Miguel Angel Muñoz
Universida de Granada, Spain
Analytical and computational approach to rapid eco-evolutionary dynamics: rapid emergence of tolerance by lag in bacterial communities
Ecological and evolutionary dynamics have been historically regarded as unfolding at broadly separated timescales. However, these two types of processes are nowadays well-documented to intermingle much more tightly than traditionally assumed, especially in communities of microorganisms. Developing novel analytical and computational approaches to shed light onto these complex problems is a challenge of utmost practical and theoretical relevance. Within this context, here we scrutinize recent experimental results showing evidence of very rapid evolution of tolerance by lag in bacterial communities that are periodically exposed to antibiotic stress in laboratory conditions. In particular, the communities evolve to develop a distribution of lag times — i.e. the times that individual bacteria typically remain in a dormant state to cope with stress — whose mean fits the antibiotic exposure time. We develop a parsimonious individual-based stochastic model mimicking the actual demographic processes of the experimental setup; individuals are characterized by a single phenotypic trait: their intrinsic lag time, which is inherited with variation by its progeny. The model is able to reproduce remarkably well most empirical observations.

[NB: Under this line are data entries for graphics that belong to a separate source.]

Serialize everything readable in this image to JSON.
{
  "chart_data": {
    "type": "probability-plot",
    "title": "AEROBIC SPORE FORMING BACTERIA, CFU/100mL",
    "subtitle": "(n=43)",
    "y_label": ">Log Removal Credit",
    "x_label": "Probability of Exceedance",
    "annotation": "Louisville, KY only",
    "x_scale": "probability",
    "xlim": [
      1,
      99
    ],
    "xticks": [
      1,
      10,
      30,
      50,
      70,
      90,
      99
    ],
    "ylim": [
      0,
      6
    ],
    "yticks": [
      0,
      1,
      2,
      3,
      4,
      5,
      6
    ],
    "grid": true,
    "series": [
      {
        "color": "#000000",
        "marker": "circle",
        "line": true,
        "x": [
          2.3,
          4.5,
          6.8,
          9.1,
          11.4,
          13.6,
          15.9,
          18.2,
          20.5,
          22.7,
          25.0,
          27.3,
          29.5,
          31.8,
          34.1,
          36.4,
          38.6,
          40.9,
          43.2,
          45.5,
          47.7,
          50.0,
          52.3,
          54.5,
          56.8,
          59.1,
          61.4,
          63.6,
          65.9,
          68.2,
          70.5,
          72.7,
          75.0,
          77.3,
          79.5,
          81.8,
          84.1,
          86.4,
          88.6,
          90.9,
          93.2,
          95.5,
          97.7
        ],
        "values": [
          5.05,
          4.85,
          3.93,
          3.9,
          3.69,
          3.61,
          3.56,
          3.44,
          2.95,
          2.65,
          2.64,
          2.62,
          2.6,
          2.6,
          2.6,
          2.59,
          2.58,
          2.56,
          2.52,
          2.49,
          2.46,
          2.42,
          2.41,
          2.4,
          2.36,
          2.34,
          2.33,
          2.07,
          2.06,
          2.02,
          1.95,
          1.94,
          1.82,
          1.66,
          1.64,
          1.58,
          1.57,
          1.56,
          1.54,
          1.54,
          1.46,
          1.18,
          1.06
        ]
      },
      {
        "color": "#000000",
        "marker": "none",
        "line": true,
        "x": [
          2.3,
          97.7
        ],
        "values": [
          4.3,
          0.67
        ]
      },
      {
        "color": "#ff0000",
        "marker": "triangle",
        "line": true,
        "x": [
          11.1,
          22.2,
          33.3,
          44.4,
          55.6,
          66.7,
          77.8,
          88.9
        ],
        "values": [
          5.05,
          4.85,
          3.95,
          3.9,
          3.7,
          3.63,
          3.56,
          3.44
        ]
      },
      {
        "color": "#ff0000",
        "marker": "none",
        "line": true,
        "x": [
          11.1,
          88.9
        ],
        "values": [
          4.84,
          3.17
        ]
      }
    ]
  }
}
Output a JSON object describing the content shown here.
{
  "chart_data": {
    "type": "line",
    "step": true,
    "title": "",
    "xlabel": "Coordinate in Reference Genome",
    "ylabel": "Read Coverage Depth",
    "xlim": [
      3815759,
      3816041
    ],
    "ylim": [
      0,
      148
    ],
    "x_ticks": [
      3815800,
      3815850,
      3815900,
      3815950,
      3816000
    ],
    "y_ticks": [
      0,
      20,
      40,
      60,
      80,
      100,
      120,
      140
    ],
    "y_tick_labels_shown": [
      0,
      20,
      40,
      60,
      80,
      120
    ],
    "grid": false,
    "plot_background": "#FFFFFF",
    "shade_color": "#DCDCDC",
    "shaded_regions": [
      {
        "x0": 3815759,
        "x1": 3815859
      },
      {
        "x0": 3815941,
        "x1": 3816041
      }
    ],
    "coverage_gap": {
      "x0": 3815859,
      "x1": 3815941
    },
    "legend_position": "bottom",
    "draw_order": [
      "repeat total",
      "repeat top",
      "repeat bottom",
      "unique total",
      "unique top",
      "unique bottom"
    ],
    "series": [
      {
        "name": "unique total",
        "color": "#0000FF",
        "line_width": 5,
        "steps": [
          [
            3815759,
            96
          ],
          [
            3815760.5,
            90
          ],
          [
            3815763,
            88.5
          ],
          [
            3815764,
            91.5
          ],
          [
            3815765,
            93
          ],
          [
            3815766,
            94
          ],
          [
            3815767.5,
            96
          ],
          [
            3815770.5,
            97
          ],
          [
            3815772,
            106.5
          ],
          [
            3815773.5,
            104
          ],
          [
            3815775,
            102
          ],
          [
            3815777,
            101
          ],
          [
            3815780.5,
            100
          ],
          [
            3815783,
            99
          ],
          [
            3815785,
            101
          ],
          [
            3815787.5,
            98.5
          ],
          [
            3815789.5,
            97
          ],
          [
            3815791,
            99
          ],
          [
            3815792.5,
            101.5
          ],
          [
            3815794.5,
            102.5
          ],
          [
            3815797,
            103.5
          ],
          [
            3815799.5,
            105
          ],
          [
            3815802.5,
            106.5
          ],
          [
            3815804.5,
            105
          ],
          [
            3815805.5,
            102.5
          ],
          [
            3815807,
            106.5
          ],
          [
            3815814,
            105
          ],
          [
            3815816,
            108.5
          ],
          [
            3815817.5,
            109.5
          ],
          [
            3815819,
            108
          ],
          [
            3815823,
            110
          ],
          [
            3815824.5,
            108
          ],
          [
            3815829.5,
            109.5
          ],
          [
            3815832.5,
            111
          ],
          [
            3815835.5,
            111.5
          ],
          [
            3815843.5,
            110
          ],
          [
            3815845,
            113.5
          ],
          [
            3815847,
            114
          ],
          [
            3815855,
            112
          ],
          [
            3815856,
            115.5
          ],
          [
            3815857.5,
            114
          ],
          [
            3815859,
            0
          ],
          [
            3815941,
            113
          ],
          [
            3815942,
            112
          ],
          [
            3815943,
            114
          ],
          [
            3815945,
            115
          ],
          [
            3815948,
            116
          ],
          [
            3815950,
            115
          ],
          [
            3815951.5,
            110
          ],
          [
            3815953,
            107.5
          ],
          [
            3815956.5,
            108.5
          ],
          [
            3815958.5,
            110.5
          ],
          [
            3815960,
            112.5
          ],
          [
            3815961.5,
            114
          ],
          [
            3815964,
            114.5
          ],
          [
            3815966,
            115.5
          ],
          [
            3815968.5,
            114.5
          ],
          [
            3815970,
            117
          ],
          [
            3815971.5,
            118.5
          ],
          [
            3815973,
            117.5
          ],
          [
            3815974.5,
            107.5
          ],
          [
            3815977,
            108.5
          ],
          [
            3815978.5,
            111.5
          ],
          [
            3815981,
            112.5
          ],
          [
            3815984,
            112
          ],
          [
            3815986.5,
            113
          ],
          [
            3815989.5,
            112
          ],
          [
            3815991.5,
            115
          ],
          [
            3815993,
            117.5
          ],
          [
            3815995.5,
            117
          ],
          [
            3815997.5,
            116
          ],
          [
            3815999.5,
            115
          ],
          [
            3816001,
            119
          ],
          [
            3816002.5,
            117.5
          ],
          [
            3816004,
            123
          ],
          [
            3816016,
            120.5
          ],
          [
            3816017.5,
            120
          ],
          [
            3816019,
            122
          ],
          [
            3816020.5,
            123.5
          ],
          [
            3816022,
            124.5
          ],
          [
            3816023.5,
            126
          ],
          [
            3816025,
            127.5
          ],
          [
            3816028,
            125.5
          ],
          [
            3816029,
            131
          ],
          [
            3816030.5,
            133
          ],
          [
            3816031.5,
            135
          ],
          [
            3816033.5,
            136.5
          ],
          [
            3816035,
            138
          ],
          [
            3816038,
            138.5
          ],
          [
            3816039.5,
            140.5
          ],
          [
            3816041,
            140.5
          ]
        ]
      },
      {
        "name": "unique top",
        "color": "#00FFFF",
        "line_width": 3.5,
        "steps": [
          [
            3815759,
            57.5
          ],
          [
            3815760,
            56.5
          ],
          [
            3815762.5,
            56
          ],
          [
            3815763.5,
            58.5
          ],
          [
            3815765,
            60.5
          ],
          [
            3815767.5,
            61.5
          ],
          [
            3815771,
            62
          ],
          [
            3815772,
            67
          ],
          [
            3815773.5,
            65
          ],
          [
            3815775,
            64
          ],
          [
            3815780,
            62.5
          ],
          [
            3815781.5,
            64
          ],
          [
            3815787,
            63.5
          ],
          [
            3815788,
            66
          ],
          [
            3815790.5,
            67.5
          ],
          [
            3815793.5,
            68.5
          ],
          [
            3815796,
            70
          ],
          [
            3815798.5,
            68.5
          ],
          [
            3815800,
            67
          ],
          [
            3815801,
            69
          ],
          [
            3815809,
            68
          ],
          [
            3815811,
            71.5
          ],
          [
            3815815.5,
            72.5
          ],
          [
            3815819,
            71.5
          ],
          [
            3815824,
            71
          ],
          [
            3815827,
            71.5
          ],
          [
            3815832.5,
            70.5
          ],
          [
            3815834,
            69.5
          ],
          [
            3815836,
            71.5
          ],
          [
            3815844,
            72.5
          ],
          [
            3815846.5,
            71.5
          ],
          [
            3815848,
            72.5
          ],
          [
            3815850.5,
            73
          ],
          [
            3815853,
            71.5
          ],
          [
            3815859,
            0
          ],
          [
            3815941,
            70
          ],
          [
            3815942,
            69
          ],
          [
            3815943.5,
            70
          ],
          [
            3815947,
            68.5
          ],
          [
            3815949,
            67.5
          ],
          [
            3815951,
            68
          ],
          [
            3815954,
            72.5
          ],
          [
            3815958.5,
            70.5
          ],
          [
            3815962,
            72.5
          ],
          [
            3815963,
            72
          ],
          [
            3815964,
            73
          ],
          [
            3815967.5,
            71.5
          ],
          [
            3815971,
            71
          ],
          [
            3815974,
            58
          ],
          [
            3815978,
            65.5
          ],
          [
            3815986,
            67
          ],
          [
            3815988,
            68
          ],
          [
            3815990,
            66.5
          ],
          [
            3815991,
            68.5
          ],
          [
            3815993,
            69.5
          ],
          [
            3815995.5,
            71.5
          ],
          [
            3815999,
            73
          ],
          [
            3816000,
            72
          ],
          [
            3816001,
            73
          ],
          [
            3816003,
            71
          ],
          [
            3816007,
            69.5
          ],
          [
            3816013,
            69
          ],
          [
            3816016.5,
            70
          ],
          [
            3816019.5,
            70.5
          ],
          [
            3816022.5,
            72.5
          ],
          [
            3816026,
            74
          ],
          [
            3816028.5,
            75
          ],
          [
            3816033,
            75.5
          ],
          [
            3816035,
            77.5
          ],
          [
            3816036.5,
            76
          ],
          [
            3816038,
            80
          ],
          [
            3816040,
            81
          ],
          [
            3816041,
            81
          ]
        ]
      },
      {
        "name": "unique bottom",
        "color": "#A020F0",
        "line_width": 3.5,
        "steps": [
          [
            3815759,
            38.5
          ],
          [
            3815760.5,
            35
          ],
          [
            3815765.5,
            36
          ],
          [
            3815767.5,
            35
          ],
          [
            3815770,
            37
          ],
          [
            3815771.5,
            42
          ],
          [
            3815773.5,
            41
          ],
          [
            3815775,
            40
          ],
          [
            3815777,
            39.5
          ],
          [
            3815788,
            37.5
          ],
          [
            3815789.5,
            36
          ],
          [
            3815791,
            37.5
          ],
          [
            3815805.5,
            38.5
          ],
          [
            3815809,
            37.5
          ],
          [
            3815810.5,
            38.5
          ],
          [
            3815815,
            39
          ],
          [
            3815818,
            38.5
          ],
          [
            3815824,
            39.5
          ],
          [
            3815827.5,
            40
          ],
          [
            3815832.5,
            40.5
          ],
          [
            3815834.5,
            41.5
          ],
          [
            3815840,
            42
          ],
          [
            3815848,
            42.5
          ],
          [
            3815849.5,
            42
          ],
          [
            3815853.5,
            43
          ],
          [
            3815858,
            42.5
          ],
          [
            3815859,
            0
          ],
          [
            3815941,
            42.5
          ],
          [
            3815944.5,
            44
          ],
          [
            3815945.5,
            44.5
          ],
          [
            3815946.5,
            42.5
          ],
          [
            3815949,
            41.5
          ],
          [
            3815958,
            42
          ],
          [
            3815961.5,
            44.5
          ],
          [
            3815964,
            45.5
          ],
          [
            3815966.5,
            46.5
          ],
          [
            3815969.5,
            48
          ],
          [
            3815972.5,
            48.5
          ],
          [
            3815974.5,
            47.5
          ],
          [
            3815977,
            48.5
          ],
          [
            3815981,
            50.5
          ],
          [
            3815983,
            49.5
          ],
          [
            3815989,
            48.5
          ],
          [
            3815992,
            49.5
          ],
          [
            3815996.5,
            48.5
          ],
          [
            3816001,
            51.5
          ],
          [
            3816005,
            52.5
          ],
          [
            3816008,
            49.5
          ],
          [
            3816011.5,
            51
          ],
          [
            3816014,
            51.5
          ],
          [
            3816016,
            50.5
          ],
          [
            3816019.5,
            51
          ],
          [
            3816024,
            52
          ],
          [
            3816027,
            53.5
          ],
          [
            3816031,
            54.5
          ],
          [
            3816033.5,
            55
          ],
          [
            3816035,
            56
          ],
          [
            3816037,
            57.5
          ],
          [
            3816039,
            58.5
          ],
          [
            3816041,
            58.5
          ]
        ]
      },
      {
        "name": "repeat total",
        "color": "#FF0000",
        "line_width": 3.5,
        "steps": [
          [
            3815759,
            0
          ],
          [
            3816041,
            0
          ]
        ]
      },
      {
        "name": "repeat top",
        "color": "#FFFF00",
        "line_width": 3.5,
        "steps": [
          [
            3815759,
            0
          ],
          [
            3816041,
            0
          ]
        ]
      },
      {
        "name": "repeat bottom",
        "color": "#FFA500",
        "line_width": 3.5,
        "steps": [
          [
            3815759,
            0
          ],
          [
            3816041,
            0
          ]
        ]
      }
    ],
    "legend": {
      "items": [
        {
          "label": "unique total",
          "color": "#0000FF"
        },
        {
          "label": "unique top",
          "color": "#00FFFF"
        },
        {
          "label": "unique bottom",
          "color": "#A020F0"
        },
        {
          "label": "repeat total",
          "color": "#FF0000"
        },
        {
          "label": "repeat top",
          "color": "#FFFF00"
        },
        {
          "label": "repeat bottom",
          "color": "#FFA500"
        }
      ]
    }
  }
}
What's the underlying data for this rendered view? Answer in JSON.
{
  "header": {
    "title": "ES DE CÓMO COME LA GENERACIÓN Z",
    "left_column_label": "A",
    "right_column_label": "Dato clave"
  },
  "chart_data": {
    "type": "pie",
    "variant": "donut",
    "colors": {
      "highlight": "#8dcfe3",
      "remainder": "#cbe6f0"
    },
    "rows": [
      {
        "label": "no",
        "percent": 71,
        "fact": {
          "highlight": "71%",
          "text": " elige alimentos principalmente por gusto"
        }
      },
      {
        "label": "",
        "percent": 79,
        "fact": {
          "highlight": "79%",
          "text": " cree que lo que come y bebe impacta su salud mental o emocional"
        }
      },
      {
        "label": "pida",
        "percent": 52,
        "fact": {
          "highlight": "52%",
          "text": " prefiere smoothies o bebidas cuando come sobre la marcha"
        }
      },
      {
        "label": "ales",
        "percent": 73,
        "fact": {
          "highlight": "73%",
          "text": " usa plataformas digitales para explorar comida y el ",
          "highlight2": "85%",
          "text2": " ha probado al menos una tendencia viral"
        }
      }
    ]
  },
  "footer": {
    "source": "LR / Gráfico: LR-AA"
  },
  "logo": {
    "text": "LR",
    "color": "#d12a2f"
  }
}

Furthermore, we develop and apply a general mathematical framework allowing us to describe the original “many-particle” stochastic model by means of a macroscopic equation akin to the one proposed by Crow and Kimura in the context of population genetics, generalized to this eco-evolutionary context and that explains quite well the computational results. The work presented here represents a benchmark for the mathematical framework designed to tackle similar complex problems where ecological and evolutionary processes cannot be disentangled from each other, thus opening broad research avenues.